One by one the victims fell, and the pool of remaining sitting ducks diminished. This, of course, meant the tension increased. It would almost have been a relief to be called on, to get it over with, and to stop feeling like you were on death row, waiting for that inevitable walk down the green mile.

For a year I wallowed in anxiety, forsaking* Thursday nights, my favorite night of the week, in the interest of attempting to at least be able to speak when I was on call. I must have aged fifteen years last year, and now await an even more imminent death.

AND I WAS NEVER CALLED ON. The year came and went and I was one of about a dozen who were spared. All the anxiety, all the hours spent preparing, they were all for naught. Sure, I learned my property, but my God. I felt gypped. I felt bamboozled. I felt like I got cheated out of the opportunity to make a stammering ass of myself in front of the entire class.
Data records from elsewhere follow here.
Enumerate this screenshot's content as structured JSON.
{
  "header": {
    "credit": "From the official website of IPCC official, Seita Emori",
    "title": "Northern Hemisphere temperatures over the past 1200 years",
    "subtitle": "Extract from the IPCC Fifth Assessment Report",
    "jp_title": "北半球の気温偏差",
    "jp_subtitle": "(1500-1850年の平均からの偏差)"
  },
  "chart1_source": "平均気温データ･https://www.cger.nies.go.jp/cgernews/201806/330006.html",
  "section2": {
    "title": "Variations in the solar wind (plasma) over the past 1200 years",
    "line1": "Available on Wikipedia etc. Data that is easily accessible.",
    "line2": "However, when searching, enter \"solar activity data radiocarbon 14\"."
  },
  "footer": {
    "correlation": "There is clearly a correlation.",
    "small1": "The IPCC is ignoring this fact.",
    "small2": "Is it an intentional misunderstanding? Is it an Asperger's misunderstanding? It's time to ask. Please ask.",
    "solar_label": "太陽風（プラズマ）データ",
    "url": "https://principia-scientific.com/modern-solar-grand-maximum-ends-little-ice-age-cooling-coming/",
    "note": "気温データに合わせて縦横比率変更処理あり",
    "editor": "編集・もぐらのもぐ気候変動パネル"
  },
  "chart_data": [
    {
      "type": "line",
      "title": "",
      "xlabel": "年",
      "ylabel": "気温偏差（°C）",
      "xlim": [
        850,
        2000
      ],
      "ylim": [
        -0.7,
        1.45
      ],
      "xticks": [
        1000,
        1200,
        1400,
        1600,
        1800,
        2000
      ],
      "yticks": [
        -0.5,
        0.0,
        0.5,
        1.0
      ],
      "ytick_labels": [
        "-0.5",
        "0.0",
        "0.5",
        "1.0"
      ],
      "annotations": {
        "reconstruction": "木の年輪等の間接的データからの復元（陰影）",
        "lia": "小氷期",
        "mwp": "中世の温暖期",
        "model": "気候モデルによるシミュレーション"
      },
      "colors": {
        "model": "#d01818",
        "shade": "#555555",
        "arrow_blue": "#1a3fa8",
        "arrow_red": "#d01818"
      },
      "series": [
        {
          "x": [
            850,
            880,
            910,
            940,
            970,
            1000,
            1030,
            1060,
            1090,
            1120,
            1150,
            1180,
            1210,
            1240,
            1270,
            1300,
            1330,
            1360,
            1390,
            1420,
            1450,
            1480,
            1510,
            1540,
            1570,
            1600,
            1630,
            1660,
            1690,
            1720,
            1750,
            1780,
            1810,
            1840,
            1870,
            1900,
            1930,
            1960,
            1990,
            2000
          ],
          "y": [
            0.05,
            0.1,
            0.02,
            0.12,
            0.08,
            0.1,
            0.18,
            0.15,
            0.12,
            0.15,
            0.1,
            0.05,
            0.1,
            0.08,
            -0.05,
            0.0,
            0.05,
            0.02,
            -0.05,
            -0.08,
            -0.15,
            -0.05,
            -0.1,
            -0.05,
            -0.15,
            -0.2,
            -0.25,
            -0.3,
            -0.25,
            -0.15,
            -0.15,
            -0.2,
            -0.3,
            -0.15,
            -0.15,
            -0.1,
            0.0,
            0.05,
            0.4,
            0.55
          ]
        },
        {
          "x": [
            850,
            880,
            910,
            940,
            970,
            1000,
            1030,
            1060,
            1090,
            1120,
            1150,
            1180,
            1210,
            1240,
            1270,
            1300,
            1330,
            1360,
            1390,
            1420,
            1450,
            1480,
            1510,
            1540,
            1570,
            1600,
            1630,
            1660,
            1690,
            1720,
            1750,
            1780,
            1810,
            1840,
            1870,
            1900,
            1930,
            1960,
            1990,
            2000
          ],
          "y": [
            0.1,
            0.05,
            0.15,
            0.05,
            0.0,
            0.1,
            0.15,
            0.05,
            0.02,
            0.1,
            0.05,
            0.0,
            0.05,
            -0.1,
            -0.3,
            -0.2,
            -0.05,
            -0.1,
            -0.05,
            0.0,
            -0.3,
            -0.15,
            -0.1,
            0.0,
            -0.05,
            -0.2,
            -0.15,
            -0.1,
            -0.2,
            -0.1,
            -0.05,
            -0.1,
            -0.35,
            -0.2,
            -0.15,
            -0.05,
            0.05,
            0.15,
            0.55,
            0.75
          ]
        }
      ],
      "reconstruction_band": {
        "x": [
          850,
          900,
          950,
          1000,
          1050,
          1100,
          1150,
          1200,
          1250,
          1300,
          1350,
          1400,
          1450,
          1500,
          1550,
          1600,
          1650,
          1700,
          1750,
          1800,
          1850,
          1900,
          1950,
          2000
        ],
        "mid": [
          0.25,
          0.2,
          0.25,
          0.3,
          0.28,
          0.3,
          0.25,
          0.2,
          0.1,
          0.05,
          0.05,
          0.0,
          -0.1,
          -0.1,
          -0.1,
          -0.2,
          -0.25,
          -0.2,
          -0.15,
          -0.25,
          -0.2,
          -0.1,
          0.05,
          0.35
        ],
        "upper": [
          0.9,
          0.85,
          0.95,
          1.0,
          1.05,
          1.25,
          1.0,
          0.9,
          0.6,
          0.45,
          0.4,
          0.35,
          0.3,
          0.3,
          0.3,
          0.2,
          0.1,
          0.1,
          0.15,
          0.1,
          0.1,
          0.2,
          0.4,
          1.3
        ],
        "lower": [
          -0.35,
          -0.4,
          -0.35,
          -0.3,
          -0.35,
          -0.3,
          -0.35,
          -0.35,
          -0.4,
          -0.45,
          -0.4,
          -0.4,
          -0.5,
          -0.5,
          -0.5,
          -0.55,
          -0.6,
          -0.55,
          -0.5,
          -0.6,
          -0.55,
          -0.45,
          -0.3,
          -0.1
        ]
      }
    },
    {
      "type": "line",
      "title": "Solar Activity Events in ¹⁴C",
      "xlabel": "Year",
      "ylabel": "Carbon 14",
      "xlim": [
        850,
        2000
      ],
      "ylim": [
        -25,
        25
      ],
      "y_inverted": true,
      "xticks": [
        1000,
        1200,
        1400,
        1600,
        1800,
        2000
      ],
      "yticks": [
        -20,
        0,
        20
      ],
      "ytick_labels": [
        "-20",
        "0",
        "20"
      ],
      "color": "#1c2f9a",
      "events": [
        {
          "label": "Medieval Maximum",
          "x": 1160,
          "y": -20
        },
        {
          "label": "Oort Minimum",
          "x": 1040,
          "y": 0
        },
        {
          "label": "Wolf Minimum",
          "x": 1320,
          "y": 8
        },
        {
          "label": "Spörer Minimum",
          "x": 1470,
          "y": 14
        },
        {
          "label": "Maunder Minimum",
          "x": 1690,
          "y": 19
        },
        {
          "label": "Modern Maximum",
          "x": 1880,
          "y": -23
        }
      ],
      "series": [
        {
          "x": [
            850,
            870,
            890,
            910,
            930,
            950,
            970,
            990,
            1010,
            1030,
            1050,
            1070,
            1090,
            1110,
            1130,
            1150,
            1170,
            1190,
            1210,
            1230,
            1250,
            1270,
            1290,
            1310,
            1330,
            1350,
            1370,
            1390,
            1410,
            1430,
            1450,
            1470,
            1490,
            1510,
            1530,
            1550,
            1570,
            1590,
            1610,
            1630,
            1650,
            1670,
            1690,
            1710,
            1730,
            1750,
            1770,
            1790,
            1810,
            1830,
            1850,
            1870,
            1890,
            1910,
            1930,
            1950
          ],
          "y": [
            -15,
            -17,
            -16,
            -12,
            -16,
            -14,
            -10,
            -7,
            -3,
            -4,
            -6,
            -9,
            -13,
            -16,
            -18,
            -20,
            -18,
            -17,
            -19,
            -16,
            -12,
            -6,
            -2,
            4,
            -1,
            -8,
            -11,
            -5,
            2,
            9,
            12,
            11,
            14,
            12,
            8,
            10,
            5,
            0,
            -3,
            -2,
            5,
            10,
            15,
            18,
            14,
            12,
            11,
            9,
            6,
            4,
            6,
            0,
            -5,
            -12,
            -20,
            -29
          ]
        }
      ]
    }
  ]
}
That last statement is only mildly facetious. I feel like being Ryckmaned is a rite of passage here at BU, and I was unfortunate enough not to be a part of that. It's like being the one guy at boot camp who doesn't get yelled at, at the frat house who doesn't get hazed, or at the shady group who does not get initiated. I'm not asking to be kicked just for, um, kicks. But there's a reason groups do these activities, to create a bond, a common experience from which everyone can draw on to remember what makes them a group in the first place.